Mother Dairy is rewriting the brand rulebooks to talk to an audience that is younger, premium-paying and more diverse than its traditional stronghold of milk-guzzling North Indian states. The brand is positioning itself for a national audience and looking to wear the mantle of a millennial dairy label (despite its legacy of 45-odd years) by infusing quirky humour and agility into its digital persona, thereby differentiating itself from rivals Amul (Gujarat Cooperative Milk Marketing Federation) and Nestle among others.
Sanjay Sharma, business head, Value Added Dairy Products, Mother Dairy Fruit & Vegetable says, “Our focus on digital media has increased significantly. While we have one of the leading media agencies to handle traditional media, there is an exclusive agency only to meet the digital requirements.” The new campaign, ‘Rishton Ka Swad Badhaye’, (prolong the taste of relationships) relies heavily on digital (alongside a mix of print and outdoor), he adds.
The campaign revolves around food and time spent with family and friends, positioning the brand as an integral part of both. Sharma explains, “It is more than just what satisfies our hunger. No matter what choices we make, food is powerful because it invokes relationships and emotions.” The message will be relayed across all media and while print and TV speak to the traditional and national audience, digital media is expected to deliver the brand to its target niche, within the new, urban geographies that it hopes to explore.
According to Sharma, marketing budgets, especially around digital, have increased in the last few years to stand at 3-5 per cent of its dairy product revenues. Moreover, the salience of spends on digital media in its overall media mix has also increased significantly. The company’s overall turnover stood at over Rs 9,500 crore in FY19, of which, the value-added dairy products business contributed over 15 per cent.

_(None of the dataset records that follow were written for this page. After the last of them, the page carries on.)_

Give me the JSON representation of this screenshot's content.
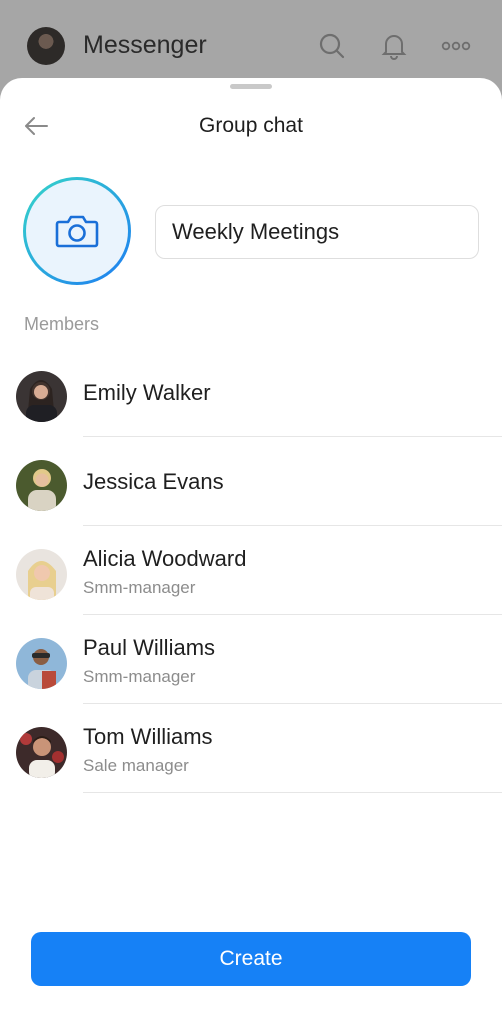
{
  "app": {
    "title": "Messenger"
  },
  "header_icons": [
    "search-icon",
    "bell-icon",
    "more-icon"
  ],
  "sheet": {
    "title": "Group chat",
    "group_name": "Weekly Meetings",
    "members_label": "Members",
    "create_label": "Create"
  },
  "members": [
    {
      "name": "Emily Walker",
      "role": ""
    },
    {
      "name": "Jessica Evans",
      "role": ""
    },
    {
      "name": "Alicia Woodward",
      "role": "Smm-manager"
    },
    {
      "name": "Paul Williams",
      "role": "Smm-manager"
    },
    {
      "name": "Tom Williams",
      "role": "Sale manager"
    }
  ],
  "colors": {
    "accent": "#1681f6",
    "ring_start": "#36d6c8",
    "ring_end": "#1e7cf2",
    "camera": "#1a6fd8"
  }
}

“Digital is about 10-15 per cent of our overall marketing mix. Our share of investment on digital platforms will gradually increase as our target consumers consume a lot of digital media. In recent years, we have engaged our consumers by curating digital-only campaigns for our dairy products with the basic thought being, make each creative relatable and strike conversations,” Sharma adds.
Experts point out, Mother Dairy has been able to wrap itself around the unique needs of social media branding quite effectively. Its posts, memes and campaigns are topical and funny, something that Amul has mastered on offline (OOH) media with its pithy one-liners around current affairs.

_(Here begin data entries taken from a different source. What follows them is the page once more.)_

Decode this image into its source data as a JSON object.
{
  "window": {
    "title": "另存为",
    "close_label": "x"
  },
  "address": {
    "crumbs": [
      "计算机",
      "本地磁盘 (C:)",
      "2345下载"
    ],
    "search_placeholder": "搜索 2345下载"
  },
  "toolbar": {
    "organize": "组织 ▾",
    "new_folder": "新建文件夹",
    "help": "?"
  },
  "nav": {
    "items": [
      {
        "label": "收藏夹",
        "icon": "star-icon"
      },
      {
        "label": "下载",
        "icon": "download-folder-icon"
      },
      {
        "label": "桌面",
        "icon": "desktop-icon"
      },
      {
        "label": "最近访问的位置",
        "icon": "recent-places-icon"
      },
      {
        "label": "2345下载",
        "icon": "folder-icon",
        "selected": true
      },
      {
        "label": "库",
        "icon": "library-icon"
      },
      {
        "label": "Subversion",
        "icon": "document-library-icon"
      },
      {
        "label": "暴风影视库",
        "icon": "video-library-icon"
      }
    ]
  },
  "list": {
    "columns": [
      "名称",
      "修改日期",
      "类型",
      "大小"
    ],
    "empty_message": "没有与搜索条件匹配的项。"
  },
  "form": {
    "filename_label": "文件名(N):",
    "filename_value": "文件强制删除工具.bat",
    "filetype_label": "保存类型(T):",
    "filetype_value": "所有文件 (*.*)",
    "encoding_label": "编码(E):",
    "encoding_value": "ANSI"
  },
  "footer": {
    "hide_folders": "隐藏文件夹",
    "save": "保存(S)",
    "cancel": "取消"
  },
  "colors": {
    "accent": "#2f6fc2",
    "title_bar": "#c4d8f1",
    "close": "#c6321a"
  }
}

Mother Dairy campaigns are high on engagement and shared widely, which unfetters the brand from its North Indian moorings, experts point out. And by finessing the narrative on digital media, the brand is setting itself apart from Amul and also Nestle, which has focused its messaging around health and nutrition in recent times.
“Mother Dairy is a strong old brand but has remained largely regional. The current campaign does well to build on its positioning and digital media is a welcome move given that it now occupies a larger share of consumer attention. However, the brand will have to find the right mix in order to deepen its reach in other regions,” says Harish Bijoor, CEO of Harish Bijoor Consults.
By its own admission, North India, including the Delhi NCR region, is the strongest market for Mother Dairy, apart from particular markets across the eastern and western parts of the country and a limited presence in the southern region. “However, we are focussed towards gradually building a national footprint. In the newer markets, we are more of a challenger brand and hence we have disproportionate investments for branding and marketing in these markets,” says Sharma.
Its campaigns have also been digital media-friendly experts said, the campaigns being easily adaptable to multiple events and occasions. An ad campaign must be able to relate with equal ease for instance, to Republic Day and Holi and lead conversations around these moments on social media, said experts and that is what Mother Dairy has been doing. The current campaign is a good example of malleable messaging, as it can be extended to multiple scenarios, believes Robinson Varghese, founder-director of Left & Right Communications, a company that has worked with other homegrown dairy brands.